Now Listening: Brooklyn Rider’s The Butterfly

Martin Hayes & Brooklyn Rider_The Butterfly_Mini.jpg

The Butterfly adds another chapter to Brooklyn Rider’s innovative collaborations with such figures as with Béla Fleck, Gabriel Kahane, Kayhan Kalhor, and, most recently, Jonathan Redman — in the process, reimagining the potential of the string quartet as a medium.

On The Butterfly, the Irish fiddle master Martin Hayes joins with Brooklyn Rider to explore what the string quartet lineup can bring to Irish traditional music. They began their collaboration in 2009 and recorded these tracks in 2016.

Colin Jacobsen, composer and violinist with Brooklyn Rider, observes that Hayes “represented to us something essential about music that we sometimes felt was missing within the classical training we were receiving back in school. To me, it is the infinitely varied inflections, and the depth of expression within what could seem like a deceptively simple tune, which make Martin a master storyteller with his instrument.”

Martin became fascinated by the prospect of their collaboration. “Through the help of a number of brilliant arrangers who are fluent with
both string quartet writing and Irish traditional music, such as Ljova, Dana Lyn and Kyle Sanna,” observes Jacobsen, “we found a framing for the tunes that feels true to some essential thing about both traditions.”

Jacobsen contributed his own arrangements of “O’Neill’s March” and “The Butterfly.” “I thought [“O’Neill’s March”] could sound beautiful through the layering and textural options available to a string quartet,” he explains, while for “The Butterfly” he wanted “to take the tune further out in the direction of contemporary classical string writing … to try to take this butterfly to a place it might never have flown before.”
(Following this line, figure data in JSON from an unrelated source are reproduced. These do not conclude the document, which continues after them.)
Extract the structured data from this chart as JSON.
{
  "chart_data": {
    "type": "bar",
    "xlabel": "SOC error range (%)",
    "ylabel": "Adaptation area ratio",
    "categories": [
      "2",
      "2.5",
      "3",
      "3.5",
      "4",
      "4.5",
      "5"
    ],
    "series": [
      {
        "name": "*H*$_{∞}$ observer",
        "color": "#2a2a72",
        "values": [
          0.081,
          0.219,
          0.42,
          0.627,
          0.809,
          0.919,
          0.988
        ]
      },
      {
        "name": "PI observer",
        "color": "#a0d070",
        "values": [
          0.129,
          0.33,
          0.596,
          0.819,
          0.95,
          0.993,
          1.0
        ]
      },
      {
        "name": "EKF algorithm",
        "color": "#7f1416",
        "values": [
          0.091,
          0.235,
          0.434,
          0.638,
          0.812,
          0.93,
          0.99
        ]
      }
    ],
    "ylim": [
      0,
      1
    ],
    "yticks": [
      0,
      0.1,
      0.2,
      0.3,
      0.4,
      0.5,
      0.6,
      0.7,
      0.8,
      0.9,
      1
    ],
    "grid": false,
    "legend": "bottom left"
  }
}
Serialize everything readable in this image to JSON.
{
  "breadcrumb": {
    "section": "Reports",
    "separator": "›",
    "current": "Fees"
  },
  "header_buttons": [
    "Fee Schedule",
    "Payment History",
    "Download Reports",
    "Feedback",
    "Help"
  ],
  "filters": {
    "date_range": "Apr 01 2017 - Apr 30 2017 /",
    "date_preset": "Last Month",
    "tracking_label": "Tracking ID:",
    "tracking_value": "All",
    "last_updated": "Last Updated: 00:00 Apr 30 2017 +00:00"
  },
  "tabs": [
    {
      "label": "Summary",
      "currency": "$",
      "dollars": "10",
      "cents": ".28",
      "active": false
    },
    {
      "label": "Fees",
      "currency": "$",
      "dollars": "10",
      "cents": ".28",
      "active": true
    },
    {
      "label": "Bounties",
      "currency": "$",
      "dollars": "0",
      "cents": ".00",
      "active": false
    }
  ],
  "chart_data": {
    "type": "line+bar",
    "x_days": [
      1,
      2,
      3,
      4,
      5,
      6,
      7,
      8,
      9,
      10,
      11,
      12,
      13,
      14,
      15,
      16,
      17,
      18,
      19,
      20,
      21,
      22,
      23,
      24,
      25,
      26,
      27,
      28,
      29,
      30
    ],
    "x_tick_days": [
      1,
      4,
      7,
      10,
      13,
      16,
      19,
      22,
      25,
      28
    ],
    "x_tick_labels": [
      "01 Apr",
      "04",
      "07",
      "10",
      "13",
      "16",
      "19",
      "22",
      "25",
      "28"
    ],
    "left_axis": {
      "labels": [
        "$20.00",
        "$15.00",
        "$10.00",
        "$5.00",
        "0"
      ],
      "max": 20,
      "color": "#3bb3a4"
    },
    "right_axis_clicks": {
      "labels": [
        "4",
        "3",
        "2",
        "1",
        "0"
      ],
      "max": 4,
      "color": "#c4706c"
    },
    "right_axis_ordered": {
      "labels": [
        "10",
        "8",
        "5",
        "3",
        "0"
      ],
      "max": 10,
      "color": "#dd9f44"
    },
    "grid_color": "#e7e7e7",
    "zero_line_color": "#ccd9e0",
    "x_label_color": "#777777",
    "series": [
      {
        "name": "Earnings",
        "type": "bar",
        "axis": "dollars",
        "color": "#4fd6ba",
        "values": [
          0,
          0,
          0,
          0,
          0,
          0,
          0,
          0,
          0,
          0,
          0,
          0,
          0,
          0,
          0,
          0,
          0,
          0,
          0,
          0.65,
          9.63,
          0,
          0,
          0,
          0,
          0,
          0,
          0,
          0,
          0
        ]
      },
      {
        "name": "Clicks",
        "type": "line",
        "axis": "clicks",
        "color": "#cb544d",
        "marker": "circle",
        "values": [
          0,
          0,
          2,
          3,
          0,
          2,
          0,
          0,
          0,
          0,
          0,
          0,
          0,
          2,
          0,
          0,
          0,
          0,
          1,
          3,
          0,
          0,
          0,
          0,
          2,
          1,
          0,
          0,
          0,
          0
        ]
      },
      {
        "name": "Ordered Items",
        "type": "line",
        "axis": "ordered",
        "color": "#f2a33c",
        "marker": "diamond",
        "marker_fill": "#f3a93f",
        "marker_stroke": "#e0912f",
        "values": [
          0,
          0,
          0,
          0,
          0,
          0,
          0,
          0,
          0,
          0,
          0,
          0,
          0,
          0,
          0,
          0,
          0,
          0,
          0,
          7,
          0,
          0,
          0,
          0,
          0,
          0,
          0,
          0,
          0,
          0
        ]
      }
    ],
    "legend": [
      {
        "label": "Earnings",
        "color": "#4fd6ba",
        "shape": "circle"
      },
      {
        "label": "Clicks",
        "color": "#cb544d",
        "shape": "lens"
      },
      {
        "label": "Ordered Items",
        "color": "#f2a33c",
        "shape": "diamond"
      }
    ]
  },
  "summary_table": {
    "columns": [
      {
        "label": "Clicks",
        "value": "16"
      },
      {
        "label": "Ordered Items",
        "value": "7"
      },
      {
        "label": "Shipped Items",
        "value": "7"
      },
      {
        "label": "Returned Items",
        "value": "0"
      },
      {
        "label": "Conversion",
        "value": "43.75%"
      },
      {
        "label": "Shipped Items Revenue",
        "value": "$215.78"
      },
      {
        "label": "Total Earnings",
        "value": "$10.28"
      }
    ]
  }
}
The release also includes the premiere recording of “Maghera Mountain,” which Hayes wrote in his teens, alongside familiar material often regarded as “throwaway tunes … that are on longer taken very seriously,” according to Hayes. “In reality, these are simple, profound and very beautiful melodies.”

“Many of the major developments in Irish music have historically come through musical interaction with musicians from outside the tradition bringing with them new ideas and fresh energy,” says Hayes. “To collaborate, it’s important not to compromise on what is fundamental and core, but it is also equally important to be flexible. One must surrender the desire to control the outcome and allow people you work with to make their choices with freedom.”